In general, South Florida appears to offer a greater chance for higher returns for distressed property investors.

Click on the table to view discount rates in select counties.

Similarly, RealtyTrac reported that Florida continues to lead the pack in terms of high foreclosure activity. 

The Sunshine State took eight of the top 20 slots on RealtyTrac’s list of metros with the highest foreclosure rates, indicating the state still offers attractive distressed property for investors. 

“The underlying fundamentals in many of those markets are slowly improving, making it an opportune time to absorb additional foreclosure inventory this year — and that is particularly good news for buyers and investors hungry for more inventory to purchase in those markets,” said Daren Blomquist, vice president at RealtyTrac.

Topping the list of the best places to buy foreclosures in 2013 was the Palm Bay-Melbourne-Titusville metro area.

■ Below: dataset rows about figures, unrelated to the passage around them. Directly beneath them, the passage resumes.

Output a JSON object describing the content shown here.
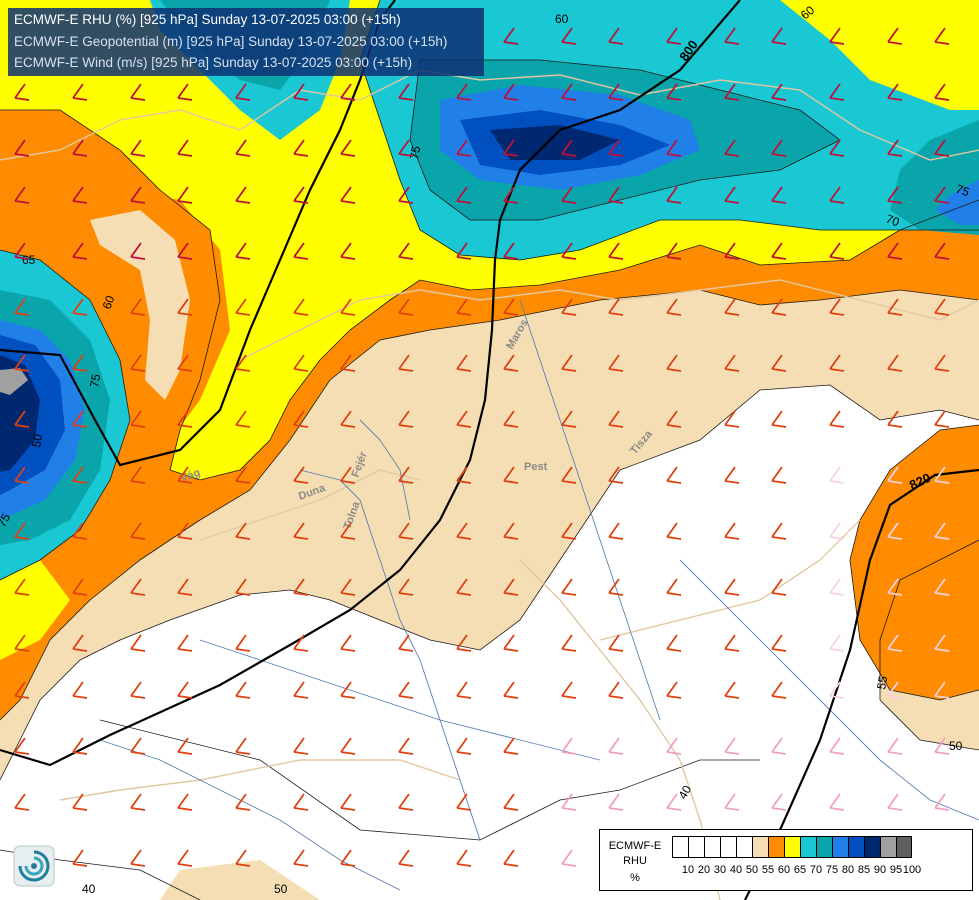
{
  "header": {
    "line1": "ECMWF-E RHU (%) [925 hPa] Sunday 13-07-2025 03:00 (+15h)",
    "line2": "ECMWF-E Geopotential (m) [925 hPa] Sunday 13-07-2025 03:00 (+15h)",
    "line3": "ECMWF-E Wind (m/s) [925 hPa] Sunday 13-07-2025 03:00 (+15h)"
  },
  "legend": {
    "title1": "ECMWF-E",
    "title2": "RHU",
    "title3": "%",
    "swatches": [
      "#ffffff",
      "#ffffff",
      "#ffffff",
      "#ffffff",
      "#ffffff",
      "#f5deb3",
      "#ff8c00",
      "#ffff00",
      "#19c8d2",
      "#0aa5aa",
      "#2080e8",
      "#0050c0",
      "#002870",
      "#a0a0a0",
      "#606060"
    ],
    "ticks": [
      "10",
      "20",
      "30",
      "40",
      "50",
      "55",
      "60",
      "65",
      "70",
      "75",
      "80",
      "85",
      "90",
      "95",
      "100"
    ]
  },
  "colors": {
    "rh_lt55": "#ffffff",
    "rh_55_60": "#f5deb3",
    "rh_60_65": "#ff8c00",
    "rh_65_70": "#ffff00",
    "rh_70_75": "#19c8d2",
    "rh_75_80": "#0aa5aa",
    "rh_80_85": "#2080e8",
    "rh_85_90": "#0050c0",
    "rh_90_95": "#002870",
    "rh_95_100": "#a0a0a0"
  },
  "geopotential_labels": [
    "800",
    "820"
  ],
  "contour_labels": [
    "60",
    "60",
    "65",
    "60",
    "75",
    "75",
    "70",
    "75",
    "50",
    "75",
    "55",
    "50",
    "40",
    "40",
    "50"
  ],
  "place_labels": [
    "Pest",
    "Tolna",
    "Duna",
    "Tisza",
    "Vág",
    "Maros",
    "Fejér"
  ],
  "logo": "ecmwf-logo-icon"
}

The area posted 34 months’ supply of inventory with foreclosure sales representing 24% of all sales. The average foreclosure discount was 28% and the area also posted a 308% increase in foreclosure activity in 2012 compared to 2011, the data firm posted.

Five other Florida cities also ranked among the Top 20 best places to buy foreclosures including Miami, Orlando and Tampa.

The other state that was listed as the best place to buy foreclosures for year was New York. 

Five cities ranked among the 20 best places, based largely on big backlogs of foreclosure inventory and big increases in foreclosure activity in 2012. Some of the cities listed were Albany, Rochester and Syracuse. 

Click on the list to view the top 20 best places to buy a foreclosure.

RealtyTrac also reported metros investors should avoid looking into when it comes to distressed properties, with McAllen, Texas leading the way.

The city had a 12-month supply of foreclosure inventory with foreclosure sales accounting for 7% of all sales. The average foreclosure discount was 21% and the city posted a 66% decrease in foreclosure activity this year compared to last year.

Other metros with the lowest scores were dominated by cities in the West including Las Vegas, Phoenix and Portland, Ore.